This article is part of the supplement: Genetic Analysis Workshop 14: Microsatellite and single-nucleotide polymorphism
Construction of the model for the Genetic Analysis Workshop 14 simulated data: genotype-phenotype relationships, gene interaction, linkage, association, disequilibrium, and ascertainment effects for a complex phenotype
Division of Statistical Genetics, Department of Biostatistics and Psychiatry, Mailman School of Public Health, Columbia-Presbyterian Medical Center, New York, NY 10032, USA
BMC Genetics 2005, 6(Suppl 1):S3 doi:10.1186/1471-2156-6-S1-S3Published: 30 December 2005
The Genetic Analysis Workshop 14 simulated dataset was designed 1) To test the ability to find genes related to a complex disease (such as alcoholism). Such a disease may be given a variety of definitions by different investigators, have associated endophenotypes that are common in the general population, and is likely to be not one disease but a heterogeneous collection of clinically similar, but genetically distinct, entities. 2) To observe the effect on genetic analysis and gene discovery of a complex set of gene × gene interactions. 3) To allow comparison of microsatellite vs. large-scale single-nucleotide polymorphism (SNP) data. 4) To allow testing of association to identify the disease gene and the effect of moderate marker × marker linkage disequilibrium. 5) To observe the effect of different ascertainment/disease definition schemes on the analysis. Data was distributed in two forms. Data distributed to participants contained about 1,000 SNPs and 400 microsatellite markers. Internet-obtainable data consisted of a finer 10,000 SNP map, which also contained data on controls. While disease characteristics and parameters were constant, four "studies" used varying ascertainment schemes based on differing beliefs about disease characteristics.
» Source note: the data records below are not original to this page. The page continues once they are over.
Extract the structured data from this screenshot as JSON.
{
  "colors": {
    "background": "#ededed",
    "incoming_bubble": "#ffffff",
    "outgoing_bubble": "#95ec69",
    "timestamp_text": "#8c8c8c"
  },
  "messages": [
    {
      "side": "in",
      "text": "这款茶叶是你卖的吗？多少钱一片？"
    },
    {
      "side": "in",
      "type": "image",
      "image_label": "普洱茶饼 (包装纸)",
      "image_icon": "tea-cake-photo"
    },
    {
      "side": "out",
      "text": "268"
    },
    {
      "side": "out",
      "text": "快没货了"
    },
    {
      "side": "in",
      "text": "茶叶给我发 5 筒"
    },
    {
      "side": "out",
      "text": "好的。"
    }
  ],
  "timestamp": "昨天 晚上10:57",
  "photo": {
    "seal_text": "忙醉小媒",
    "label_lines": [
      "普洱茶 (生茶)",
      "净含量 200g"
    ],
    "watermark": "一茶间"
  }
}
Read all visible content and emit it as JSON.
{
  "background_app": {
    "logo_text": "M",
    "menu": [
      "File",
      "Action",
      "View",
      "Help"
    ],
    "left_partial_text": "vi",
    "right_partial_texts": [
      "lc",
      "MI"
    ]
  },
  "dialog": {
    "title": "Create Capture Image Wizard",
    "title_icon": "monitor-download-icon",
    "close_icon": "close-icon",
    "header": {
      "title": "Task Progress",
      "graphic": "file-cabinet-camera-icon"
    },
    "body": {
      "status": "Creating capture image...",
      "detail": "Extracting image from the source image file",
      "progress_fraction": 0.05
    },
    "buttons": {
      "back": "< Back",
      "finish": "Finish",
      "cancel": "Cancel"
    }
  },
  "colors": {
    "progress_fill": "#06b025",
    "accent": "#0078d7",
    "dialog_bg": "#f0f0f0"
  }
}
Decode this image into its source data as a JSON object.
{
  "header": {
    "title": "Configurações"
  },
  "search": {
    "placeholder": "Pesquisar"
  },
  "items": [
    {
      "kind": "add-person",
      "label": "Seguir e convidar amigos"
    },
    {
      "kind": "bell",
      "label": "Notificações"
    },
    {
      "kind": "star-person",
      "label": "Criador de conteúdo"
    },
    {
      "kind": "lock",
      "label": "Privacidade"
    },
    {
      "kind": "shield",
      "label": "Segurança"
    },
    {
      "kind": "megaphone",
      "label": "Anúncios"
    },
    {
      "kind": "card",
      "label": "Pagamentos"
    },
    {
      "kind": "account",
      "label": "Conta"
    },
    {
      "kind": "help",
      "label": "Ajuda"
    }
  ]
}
One of the studies contained multiplex two- and three-generation pedigrees with at least four affected members. The simulated disease was a psychiatric condition with many associated behaviors (endophenotypes), almost all of which were genetic in origin. The underlying disease model contained four major genes and two modifier genes. The four major genes interacted with each other to produce three different phenotypes, which were themselves heterogeneous. The population parameters were calibrated so that the major genes could be discovered by linkage analysis in most datasets. The association evidence was more difficult to calibrate but was designed to find statistically significant association in 50% of datasets. We also simulated some marker × marker linkage disequilibrium around some of the genes and also in areas without disease genes. We tried two different methods to simulate the linkage disequilibrium.